Copyediting - I was lucky in that I had a great editor to help with the fine polish work of the novel.  We've found about a dozen errors in roughly 78K words (which translates to about 99.99% error-free) in the first edition, and are going to release a second edition in the next month or so to remedy those.  It's worth noting here that I have not read a book in the last ten years,either indie and big-house published, that had less than a handful of errors.

Production/Distribution - CreateSpace produces the books based on my specifications, and sends it out to most any bookseller worldwide.  Computer facilitated design and print-on-demand production is a big part of the change.  CreateSpace can produce a one-copy run of a book for a few bucks, and that changes the game on a very fundamental level that cannot be ignored or glossed over.

Promotion/Marketing - This is where self-publishing fails to compare with big-house (big box?) publishing.  I have been running my own marketing and promotional campaign, and it cannot compare to what the big houses are capable of doing.

It's funny, but a little bit true...

For me, self-publishing "Here Be Monsters" was ultimately an easy choice...

I didn't write my book to make a gazillion dollars.  I wrote "Here Be Monsters" because I love writing, had a story that I wanted to tell, and loved the idea of sharing my story with friends and family and other.

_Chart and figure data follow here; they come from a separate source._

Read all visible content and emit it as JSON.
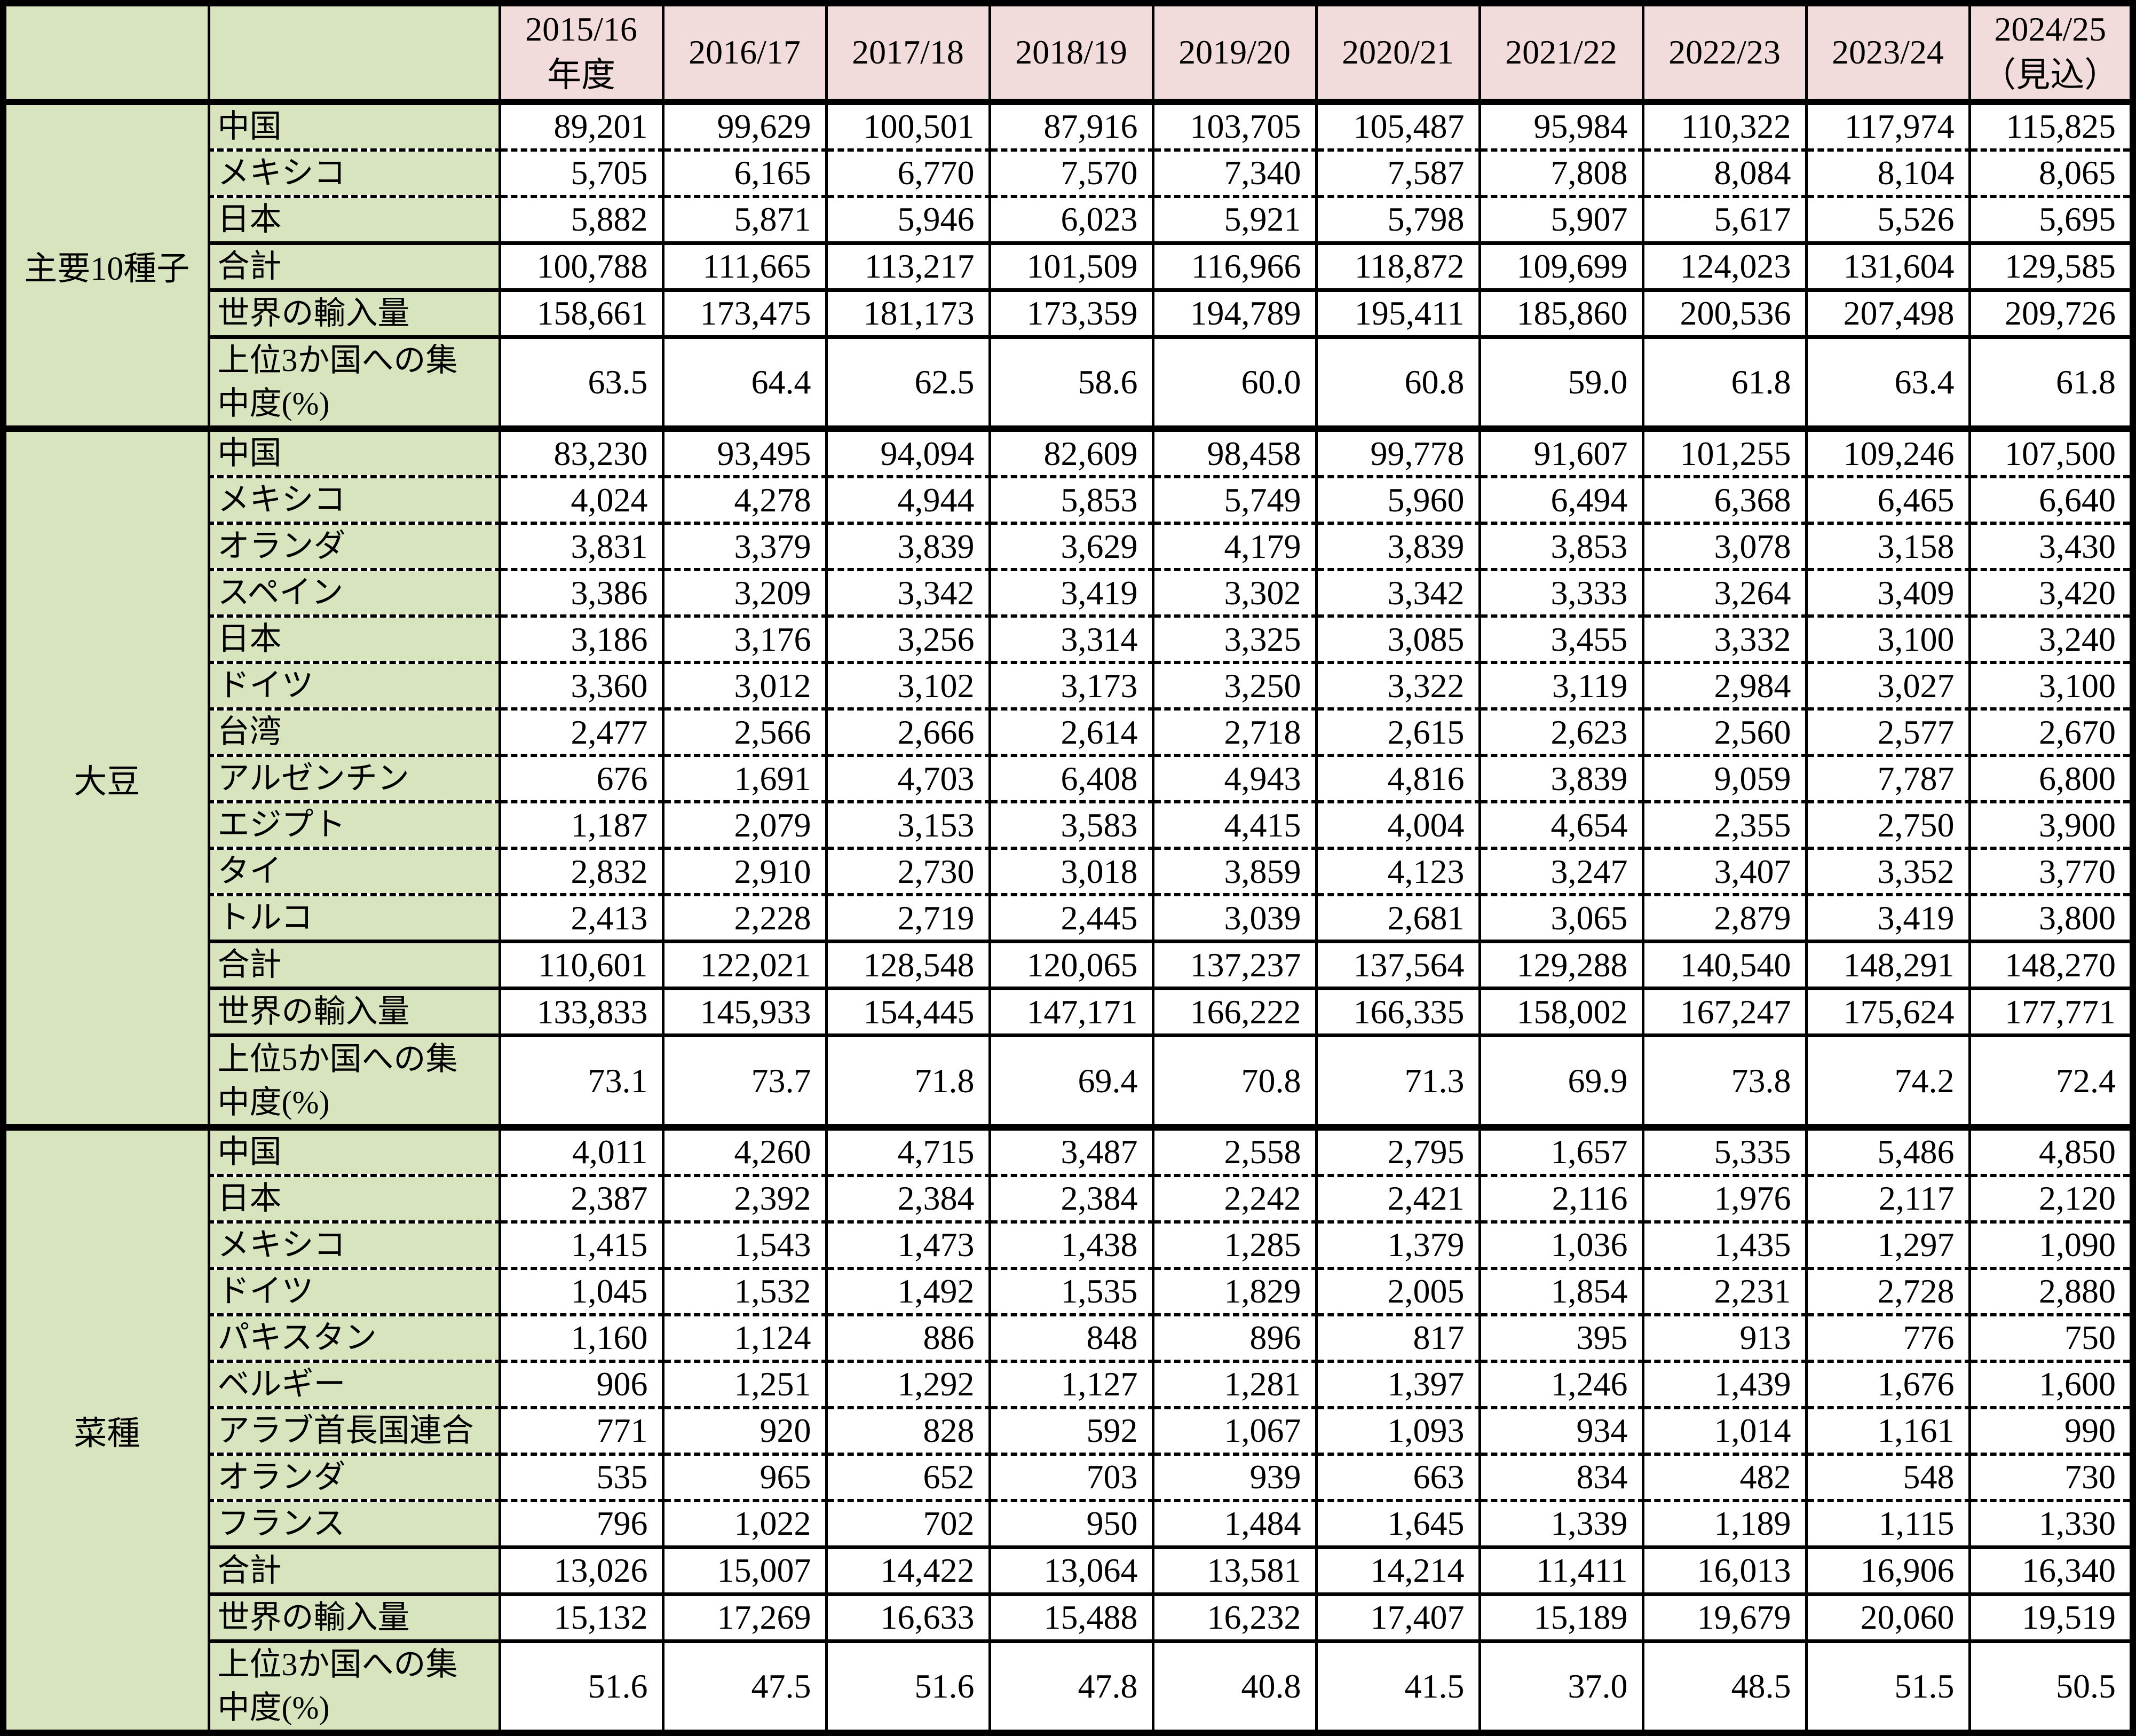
{
  "colors": {
    "header_bg": "#F2DCDB",
    "label_bg": "#D7E4BD",
    "cell_bg": "#FFFFFF",
    "border": "#000000"
  },
  "table": {
    "col_headers": [
      "2015/16\n年度",
      "2016/17",
      "2017/18",
      "2018/19",
      "2019/20",
      "2020/21",
      "2021/22",
      "2022/23",
      "2023/24",
      "2024/25\n（見込）"
    ],
    "groups": [
      {
        "label": "主要10種子",
        "rows": [
          {
            "label": "中国",
            "type": "country",
            "values": [
              "89,201",
              "99,629",
              "100,501",
              "87,916",
              "103,705",
              "105,487",
              "95,984",
              "110,322",
              "117,974",
              "115,825"
            ]
          },
          {
            "label": "メキシコ",
            "type": "country",
            "values": [
              "5,705",
              "6,165",
              "6,770",
              "7,570",
              "7,340",
              "7,587",
              "7,808",
              "8,084",
              "8,104",
              "8,065"
            ]
          },
          {
            "label": "日本",
            "type": "country",
            "values": [
              "5,882",
              "5,871",
              "5,946",
              "6,023",
              "5,921",
              "5,798",
              "5,907",
              "5,617",
              "5,526",
              "5,695"
            ]
          },
          {
            "label": "合計",
            "type": "total",
            "values": [
              "100,788",
              "111,665",
              "113,217",
              "101,509",
              "116,966",
              "118,872",
              "109,699",
              "124,023",
              "131,604",
              "129,585"
            ]
          },
          {
            "label": "世界の輸入量",
            "type": "world",
            "values": [
              "158,661",
              "173,475",
              "181,173",
              "173,359",
              "194,789",
              "195,411",
              "185,860",
              "200,536",
              "207,498",
              "209,726"
            ]
          },
          {
            "label": "上位3か国への集\n中度(%)",
            "type": "conc",
            "values": [
              "63.5",
              "64.4",
              "62.5",
              "58.6",
              "60.0",
              "60.8",
              "59.0",
              "61.8",
              "63.4",
              "61.8"
            ]
          }
        ]
      },
      {
        "label": "大豆",
        "rows": [
          {
            "label": "中国",
            "type": "country",
            "values": [
              "83,230",
              "93,495",
              "94,094",
              "82,609",
              "98,458",
              "99,778",
              "91,607",
              "101,255",
              "109,246",
              "107,500"
            ]
          },
          {
            "label": "メキシコ",
            "type": "country",
            "values": [
              "4,024",
              "4,278",
              "4,944",
              "5,853",
              "5,749",
              "5,960",
              "6,494",
              "6,368",
              "6,465",
              "6,640"
            ]
          },
          {
            "label": "オランダ",
            "type": "country",
            "values": [
              "3,831",
              "3,379",
              "3,839",
              "3,629",
              "4,179",
              "3,839",
              "3,853",
              "3,078",
              "3,158",
              "3,430"
            ]
          },
          {
            "label": "スペイン",
            "type": "country",
            "values": [
              "3,386",
              "3,209",
              "3,342",
              "3,419",
              "3,302",
              "3,342",
              "3,333",
              "3,264",
              "3,409",
              "3,420"
            ]
          },
          {
            "label": "日本",
            "type": "country",
            "values": [
              "3,186",
              "3,176",
              "3,256",
              "3,314",
              "3,325",
              "3,085",
              "3,455",
              "3,332",
              "3,100",
              "3,240"
            ]
          },
          {
            "label": "ドイツ",
            "type": "country",
            "values": [
              "3,360",
              "3,012",
              "3,102",
              "3,173",
              "3,250",
              "3,322",
              "3,119",
              "2,984",
              "3,027",
              "3,100"
            ]
          },
          {
            "label": "台湾",
            "type": "country",
            "values": [
              "2,477",
              "2,566",
              "2,666",
              "2,614",
              "2,718",
              "2,615",
              "2,623",
              "2,560",
              "2,577",
              "2,670"
            ]
          },
          {
            "label": "アルゼンチン",
            "type": "country",
            "values": [
              "676",
              "1,691",
              "4,703",
              "6,408",
              "4,943",
              "4,816",
              "3,839",
              "9,059",
              "7,787",
              "6,800"
            ]
          },
          {
            "label": "エジプト",
            "type": "country",
            "values": [
              "1,187",
              "2,079",
              "3,153",
              "3,583",
              "4,415",
              "4,004",
              "4,654",
              "2,355",
              "2,750",
              "3,900"
            ]
          },
          {
            "label": "タイ",
            "type": "country",
            "values": [
              "2,832",
              "2,910",
              "2,730",
              "3,018",
              "3,859",
              "4,123",
              "3,247",
              "3,407",
              "3,352",
              "3,770"
            ]
          },
          {
            "label": "トルコ",
            "type": "country",
            "values": [
              "2,413",
              "2,228",
              "2,719",
              "2,445",
              "3,039",
              "2,681",
              "3,065",
              "2,879",
              "3,419",
              "3,800"
            ]
          },
          {
            "label": "合計",
            "type": "total",
            "values": [
              "110,601",
              "122,021",
              "128,548",
              "120,065",
              "137,237",
              "137,564",
              "129,288",
              "140,540",
              "148,291",
              "148,270"
            ]
          },
          {
            "label": "世界の輸入量",
            "type": "world",
            "values": [
              "133,833",
              "145,933",
              "154,445",
              "147,171",
              "166,222",
              "166,335",
              "158,002",
              "167,247",
              "175,624",
              "177,771"
            ]
          },
          {
            "label": "上位5か国への集\n中度(%)",
            "type": "conc",
            "values": [
              "73.1",
              "73.7",
              "71.8",
              "69.4",
              "70.8",
              "71.3",
              "69.9",
              "73.8",
              "74.2",
              "72.4"
            ]
          }
        ]
      },
      {
        "label": "菜種",
        "rows": [
          {
            "label": "中国",
            "type": "country",
            "values": [
              "4,011",
              "4,260",
              "4,715",
              "3,487",
              "2,558",
              "2,795",
              "1,657",
              "5,335",
              "5,486",
              "4,850"
            ]
          },
          {
            "label": "日本",
            "type": "country",
            "values": [
              "2,387",
              "2,392",
              "2,384",
              "2,384",
              "2,242",
              "2,421",
              "2,116",
              "1,976",
              "2,117",
              "2,120"
            ]
          },
          {
            "label": "メキシコ",
            "type": "country",
            "values": [
              "1,415",
              "1,543",
              "1,473",
              "1,438",
              "1,285",
              "1,379",
              "1,036",
              "1,435",
              "1,297",
              "1,090"
            ]
          },
          {
            "label": "ドイツ",
            "type": "country",
            "values": [
              "1,045",
              "1,532",
              "1,492",
              "1,535",
              "1,829",
              "2,005",
              "1,854",
              "2,231",
              "2,728",
              "2,880"
            ]
          },
          {
            "label": "パキスタン",
            "type": "country",
            "values": [
              "1,160",
              "1,124",
              "886",
              "848",
              "896",
              "817",
              "395",
              "913",
              "776",
              "750"
            ]
          },
          {
            "label": "ベルギー",
            "type": "country",
            "values": [
              "906",
              "1,251",
              "1,292",
              "1,127",
              "1,281",
              "1,397",
              "1,246",
              "1,439",
              "1,676",
              "1,600"
            ]
          },
          {
            "label": "アラブ首長国連合",
            "type": "country",
            "values": [
              "771",
              "920",
              "828",
              "592",
              "1,067",
              "1,093",
              "934",
              "1,014",
              "1,161",
              "990"
            ]
          },
          {
            "label": "オランダ",
            "type": "country",
            "values": [
              "535",
              "965",
              "652",
              "703",
              "939",
              "663",
              "834",
              "482",
              "548",
              "730"
            ]
          },
          {
            "label": "フランス",
            "type": "country",
            "values": [
              "796",
              "1,022",
              "702",
              "950",
              "1,484",
              "1,645",
              "1,339",
              "1,189",
              "1,115",
              "1,330"
            ]
          },
          {
            "label": "合計",
            "type": "total",
            "values": [
              "13,026",
              "15,007",
              "14,422",
              "13,064",
              "13,581",
              "14,214",
              "11,411",
              "16,013",
              "16,906",
              "16,340"
            ]
          },
          {
            "label": "世界の輸入量",
            "type": "world",
            "values": [
              "15,132",
              "17,269",
              "16,633",
              "15,488",
              "16,232",
              "17,407",
              "15,189",
              "19,679",
              "20,060",
              "19,519"
            ]
          },
          {
            "label": "上位3か国への集\n中度(%)",
            "type": "conc",
            "values": [
              "51.6",
              "47.5",
              "51.6",
              "47.8",
              "40.8",
              "41.5",
              "37.0",
              "48.5",
              "51.5",
              "50.5"
            ]
          }
        ]
      }
    ]
  }
}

I have been able to do this through self-publishing without wearing out my shoes or going broke paying postage to bring/send my book to major and minor publishing houses, begging them to take my work.

Neither did I have to spend a ton of money getting my work to market...I paid $25 for the broader distribution option with CreateSpace, and that's about it (not counting my time)...my book can be purchased in most countries on the planet (and I bet that it could be sent in ebook form to the ISS).

I am proud to have self-published my book, and can't see doing anything differently the next time around...I'm finishing up a novelette in the next week or so, have a couple of other short pieces on deck, and am already working on the next novel, which will be written this summer.

I think that the old ways of publishing are mostly dead, and the remaining dinosaurs are lumbering along based almost entirely on inertia and a proud past.  The mystique and tweediness and snobbery have to go, and they have to start working for the readers and writers again if they want to remain relevant beyond the next few years.  The holdout houses don't want the readers and writers of the world to pay any attention to the man behind the curtain, but more and more people are figuring out that old-school publishers are more carnie than wizard.